Pakistani politician alleges attack on Malala Yousufzai was 'scripted'!

Pakistan's Mussarat Ahmadzeb attacked Malala Yousufzai saying that she could not read or write at the time when "she supposedly wrote the Gul Makai stories for BBC

Years after Nobel Peace Prize winner Malala Yousufzai was shot in the head by Talibanis in Pakistan, there are several voices on whether the prominence that she got after the attack was fair. The latest person to join the bandwagon criticising Malala Yousufzai is Pakistani member of Parliament Mussarat Ahmadzeb who has claimed that the attack on her was “scripted way before the incident”.

Ahmadzeb has claimed that “She [Malala] was shot in the head but no bullet was found in [the] CT scan in Swat.
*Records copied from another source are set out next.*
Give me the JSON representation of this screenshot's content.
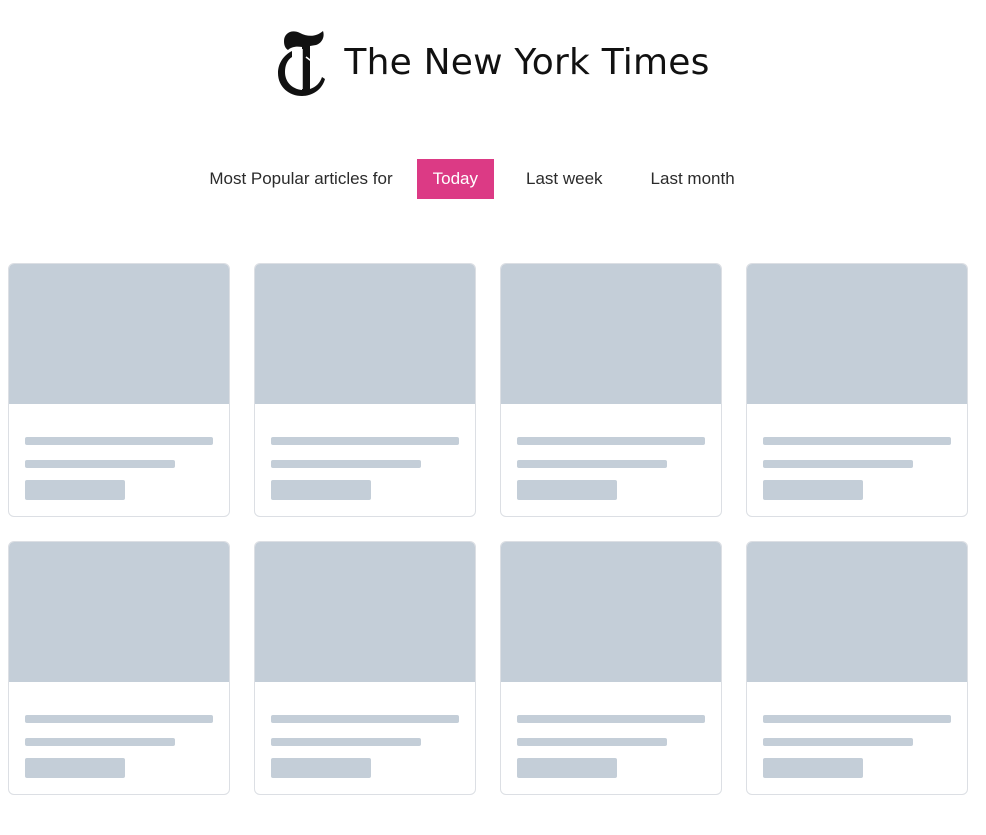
{
  "header": {
    "title": "The New York Times",
    "logo_icon": "nyt-t-logo-icon"
  },
  "filter": {
    "label": "Most Popular articles for",
    "options": [
      {
        "label": "Today",
        "active": true
      },
      {
        "label": "Last week",
        "active": false
      },
      {
        "label": "Last month",
        "active": false
      }
    ],
    "accent_color": "#dc3a85"
  },
  "articles": {
    "state": "loading-skeleton",
    "placeholder_color": "#c4ced8"
  }
}
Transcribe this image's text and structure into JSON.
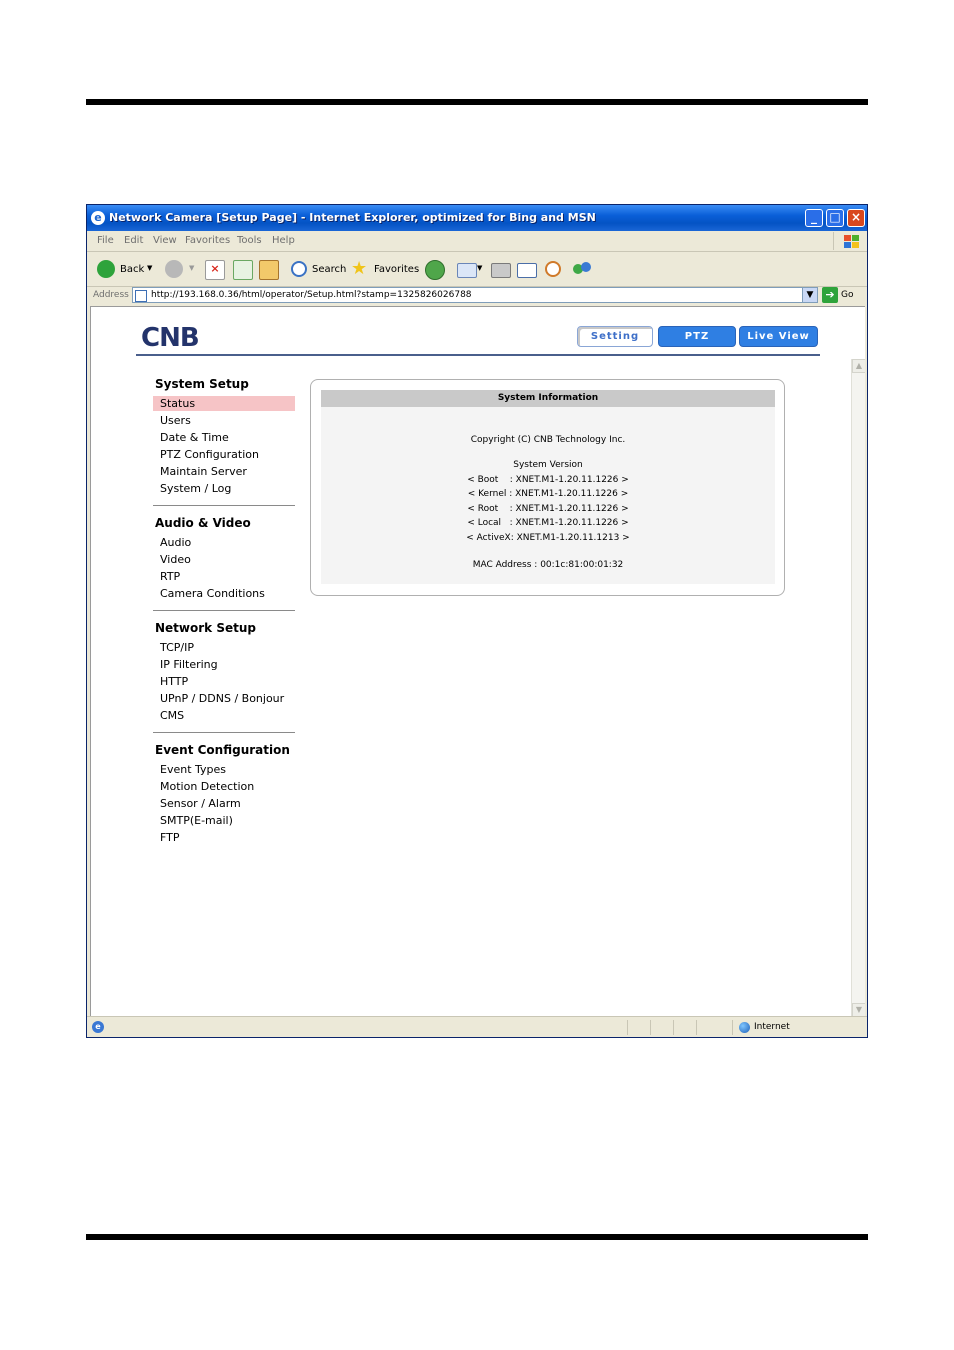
{
  "window": {
    "title": "Network Camera [Setup Page] - Internet Explorer, optimized for Bing and MSN",
    "minimize": "_",
    "maximize": "□",
    "close": "×"
  },
  "menu": [
    "File",
    "Edit",
    "View",
    "Favorites",
    "Tools",
    "Help"
  ],
  "toolbar": {
    "back": "Back",
    "search": "Search",
    "favorites": "Favorites"
  },
  "address": {
    "label": "Address",
    "url": "http://193.168.0.36/html/operator/Setup.html?stamp=1325826026788",
    "go": "Go"
  },
  "page": {
    "logo": "CNB",
    "buttons": {
      "setting": "Setting",
      "ptz": "PTZ",
      "live_view": "Live View"
    },
    "nav": [
      {
        "heading": "System Setup",
        "items": [
          "Status",
          "Users",
          "Date & Time",
          "PTZ Configuration",
          "Maintain Server",
          "System / Log"
        ]
      },
      {
        "heading": "Audio & Video",
        "items": [
          "Audio",
          "Video",
          "RTP",
          "Camera Conditions"
        ]
      },
      {
        "heading": "Network Setup",
        "items": [
          "TCP/IP",
          "IP Filtering",
          "HTTP",
          "UPnP / DDNS / Bonjour",
          "CMS"
        ]
      },
      {
        "heading": "Event Configuration",
        "items": [
          "Event Types",
          "Motion Detection",
          "Sensor / Alarm",
          "SMTP(E-mail)",
          "FTP"
        ]
      }
    ],
    "active_nav": "Status",
    "system_info": {
      "title": "System Information",
      "copyright": "Copyright (C) CNB Technology Inc.",
      "version_heading": "System Version",
      "versions": [
        "< Boot    : XNET.M1-1.20.11.1226 >",
        "< Kernel : XNET.M1-1.20.11.1226 >",
        "< Root    : XNET.M1-1.20.11.1226 >",
        "< Local   : XNET.M1-1.20.11.1226 >",
        "< ActiveX: XNET.M1-1.20.11.1213 >"
      ],
      "mac": "MAC Address : 00:1c:81:00:01:32"
    }
  },
  "status": {
    "zone": "Internet"
  },
  "colors": {
    "titlebar": "#0453c4",
    "brand": "#23336b",
    "active_nav_bg": "#f6c4c6",
    "button_blue": "#2f7fe3"
  }
}
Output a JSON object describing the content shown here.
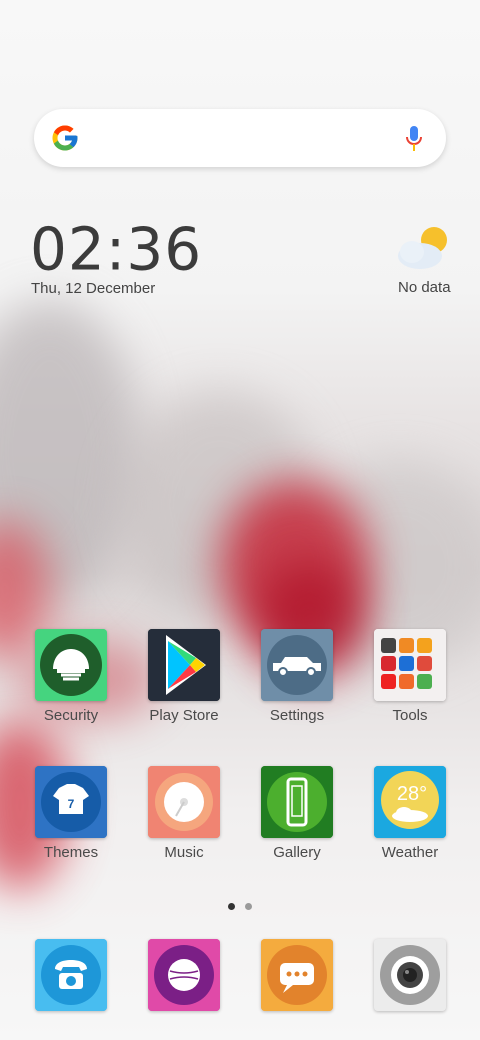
{
  "search": {
    "google_logo": "google-g-icon",
    "mic": "mic-icon"
  },
  "clock": {
    "time": "02:36",
    "date": "Thu, 12 December"
  },
  "weather": {
    "status": "No data",
    "icon": "partly-cloudy-icon"
  },
  "apps": [
    {
      "label": "Security",
      "icon": "helmet-icon"
    },
    {
      "label": "Play Store",
      "icon": "play-store-icon"
    },
    {
      "label": "Settings",
      "icon": "jeep-icon"
    },
    {
      "label": "Tools",
      "icon": "folder-icon"
    },
    {
      "label": "Themes",
      "icon": "jersey-icon",
      "jersey_number": "7"
    },
    {
      "label": "Music",
      "icon": "disc-icon"
    },
    {
      "label": "Gallery",
      "icon": "phone-device-icon"
    },
    {
      "label": "Weather",
      "icon": "weather-sun-icon",
      "temp": "28°"
    }
  ],
  "page_indicator": {
    "count": 2,
    "active": 0
  },
  "dock": [
    {
      "name": "phone",
      "icon": "telephone-icon"
    },
    {
      "name": "cricket",
      "icon": "cricket-ball-icon"
    },
    {
      "name": "messages",
      "icon": "message-icon"
    },
    {
      "name": "camera",
      "icon": "camera-icon"
    }
  ],
  "colors": {
    "accent_green": "#2e7d32",
    "blossom_red": "#c62839"
  }
}
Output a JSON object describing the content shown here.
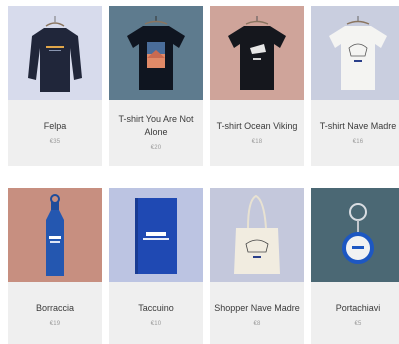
{
  "products": [
    {
      "name": "Felpa",
      "price": "€35",
      "bg": "#d7dbec",
      "icon": "sweatshirt-icon"
    },
    {
      "name": "T-shirt You Are Not Alone",
      "price": "€20",
      "bg": "#5e7b8e",
      "icon": "tshirt-icon"
    },
    {
      "name": "T-shirt Ocean Viking",
      "price": "€18",
      "bg": "#cfa49a",
      "icon": "tshirt-icon"
    },
    {
      "name": "T-shirt Nave Madre",
      "price": "€16",
      "bg": "#c9cedf",
      "icon": "tshirt-icon"
    },
    {
      "name": "Borraccia",
      "price": "€19",
      "bg": "#c78f80",
      "icon": "water-bottle-icon"
    },
    {
      "name": "Taccuino",
      "price": "€10",
      "bg": "#bcc4e2",
      "icon": "notebook-icon"
    },
    {
      "name": "Shopper Nave Madre",
      "price": "€8",
      "bg": "#c4c8dc",
      "icon": "tote-bag-icon"
    },
    {
      "name": "Portachiavi",
      "price": "€5",
      "bg": "#4b6874",
      "icon": "keychain-icon"
    }
  ]
}
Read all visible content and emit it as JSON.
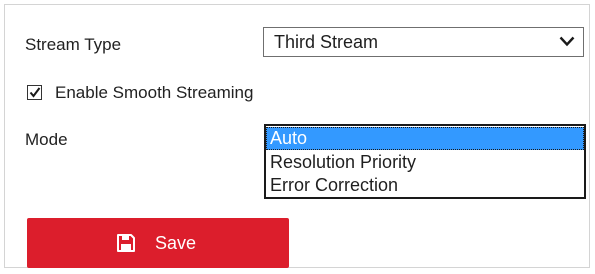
{
  "stream_type": {
    "label": "Stream Type",
    "selected_value": "Third Stream"
  },
  "smooth_streaming": {
    "label": "Enable Smooth Streaming",
    "checked": true
  },
  "mode": {
    "label": "Mode",
    "options": [
      "Auto",
      "Resolution Priority",
      "Error Correction"
    ],
    "selected_index": 0
  },
  "save_button": {
    "label": "Save",
    "icon": "floppy-disk-icon"
  },
  "colors": {
    "save_button": "#dc1e2c",
    "selected_option": "#3399ff",
    "panel_border": "#d4d4d4"
  }
}
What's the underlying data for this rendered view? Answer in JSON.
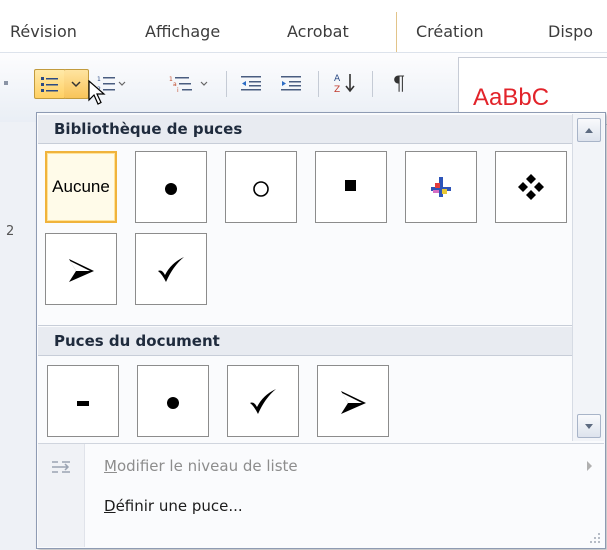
{
  "tabs": [
    "Révision",
    "Affichage",
    "Acrobat",
    "Création",
    "Dispo"
  ],
  "ribbon": {
    "style_preview": "AaBbC",
    "sort_glyph": "A Z",
    "pilcrow": "¶",
    "ruler_number": "2"
  },
  "panel": {
    "library_heading": "Bibliothèque de puces",
    "library_bullets": [
      {
        "label": "Aucune",
        "icon": "none-text",
        "selected": true
      },
      {
        "label": "",
        "icon": "filled-circle-bullet",
        "selected": false
      },
      {
        "label": "",
        "icon": "hollow-circle-bullet",
        "selected": false
      },
      {
        "label": "",
        "icon": "filled-square-bullet",
        "selected": false
      },
      {
        "label": "",
        "icon": "colored-cross-bullet",
        "selected": false
      },
      {
        "label": "",
        "icon": "four-diamond-bullet",
        "selected": false
      },
      {
        "label": "",
        "icon": "arrowhead-bullet",
        "selected": false
      },
      {
        "label": "",
        "icon": "checkmark-bullet",
        "selected": false
      }
    ],
    "document_heading": "Puces du document",
    "document_bullets": [
      "dash-bullet",
      "filled-circle-bullet",
      "checkmark-bullet",
      "arrowhead-bullet"
    ],
    "menu": {
      "change_level_label": "Modifier le niveau de liste",
      "change_level_underline": "M",
      "change_level_rest": "odifier le niveau de liste",
      "change_level_enabled": false,
      "define_label": "Définir une puce...",
      "define_underline": "D",
      "define_rest": "éfinir une puce..."
    }
  },
  "colors": {
    "selected_border": "#f0b33c",
    "style_red": "#e2232a",
    "ribbon_highlight": "#ffd063"
  }
}
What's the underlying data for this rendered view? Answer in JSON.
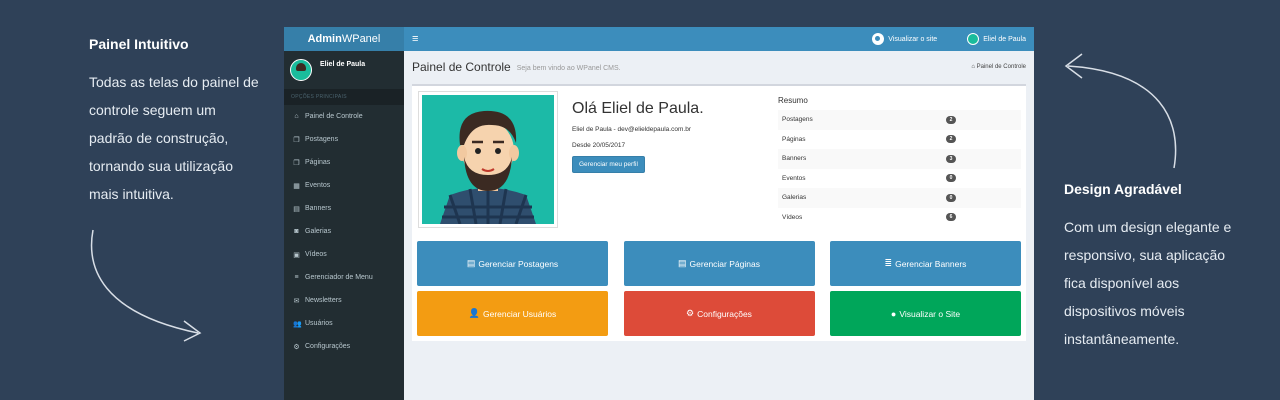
{
  "left_promo": {
    "title": "Painel Intuitivo",
    "text": "Todas as telas do painel de controle seguem um padrão de construção, tornando sua utilização mais intuitiva."
  },
  "right_promo": {
    "title": "Design Agradável",
    "text": "Com um design elegante e responsivo, sua aplicação fica disponível aos dispositivos móveis instantâneamente."
  },
  "app": {
    "logo_bold": "Admin",
    "logo_rest": "WPanel",
    "toggle_icon": "≡",
    "top_view_site": "Visualizar o site",
    "top_user": "Eliel de Paula",
    "sidebar": {
      "user_name": "Eliel de Paula",
      "section_header": "OPÇÕES PRINCIPAIS",
      "items": [
        {
          "icon": "⌂",
          "label": "Painel de Controle"
        },
        {
          "icon": "❐",
          "label": "Postagens"
        },
        {
          "icon": "❐",
          "label": "Páginas"
        },
        {
          "icon": "▦",
          "label": "Eventos"
        },
        {
          "icon": "▤",
          "label": "Banners"
        },
        {
          "icon": "◙",
          "label": "Galerias"
        },
        {
          "icon": "▣",
          "label": "Vídeos"
        },
        {
          "icon": "≡",
          "label": "Gerenciador de Menu"
        },
        {
          "icon": "✉",
          "label": "Newsletters"
        },
        {
          "icon": "👥",
          "label": "Usuários"
        },
        {
          "icon": "⚙",
          "label": "Configurações"
        }
      ]
    },
    "page": {
      "title": "Painel de Controle",
      "subtitle": "Seja bem vindo ao WPanel CMS.",
      "breadcrumb": "Painel de Controle"
    },
    "profile": {
      "greeting": "Olá Eliel de Paula.",
      "email_line": "Eliel de Paula - dev@elieldepaula.com.br",
      "since": "Desde 20/05/2017",
      "manage_button": "Gerenciar meu perfil"
    },
    "summary": {
      "title": "Resumo",
      "rows": [
        {
          "label": "Postagens",
          "count": "2"
        },
        {
          "label": "Páginas",
          "count": "2"
        },
        {
          "label": "Banners",
          "count": "3"
        },
        {
          "label": "Eventos",
          "count": "0"
        },
        {
          "label": "Galerias",
          "count": "0"
        },
        {
          "label": "Vídeos",
          "count": "6"
        }
      ]
    },
    "tiles": [
      {
        "label": "Gerenciar Postagens",
        "icon": "▤",
        "color": "#3c8dbc"
      },
      {
        "label": "Gerenciar Páginas",
        "icon": "▤",
        "color": "#3c8dbc"
      },
      {
        "label": "Gerenciar Banners",
        "icon": "≣",
        "color": "#3c8dbc"
      },
      {
        "label": "Gerenciar Usuários",
        "icon": "👤",
        "color": "#f39c12"
      },
      {
        "label": "Configurações",
        "icon": "⚙",
        "color": "#dd4b39"
      },
      {
        "label": "Visualizar o Site",
        "icon": "●",
        "color": "#00a65a"
      }
    ]
  },
  "colors": {
    "background": "#2f4158",
    "topbar": "#3c8dbc",
    "sidebar": "#222d32"
  }
}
But yes, then the bullet got stuck in her head in CMH Peshawar,” the MNA later said in a tweet.

Pointing fingers at the government, she alleged that all the medical practitioners who examined Malala were “awarded plots by the government”. Mussarat attacked her saying that Malala could not read or write [at] the time when “she supposedly wrote the Gul Makai stories for BBC.”

Though Mussarat Ahmadzeb is listed as a member of the Imran Khan-led Pakistan Tehreek-e-Insaf (PTI), the party has refused to take any responsibility for her statements saying that it had disowned Mussarat in 2014. “During the dharna against election rigging, three MNAs – Mussarat Ahmadzeb, Gulzar Ahmed, and Siraj Muhammad – refused to abide by party laws,” PTI spokesperson Shafqat Mahmood was quoted as saying on Pakistani website Dawn.

Malala Yousafzai had shot to fame in 2012 after she was shot in the head for standing up and fighting for girls education. She also became the youngest-ever Nobel Peace Prize laureate in December 2014.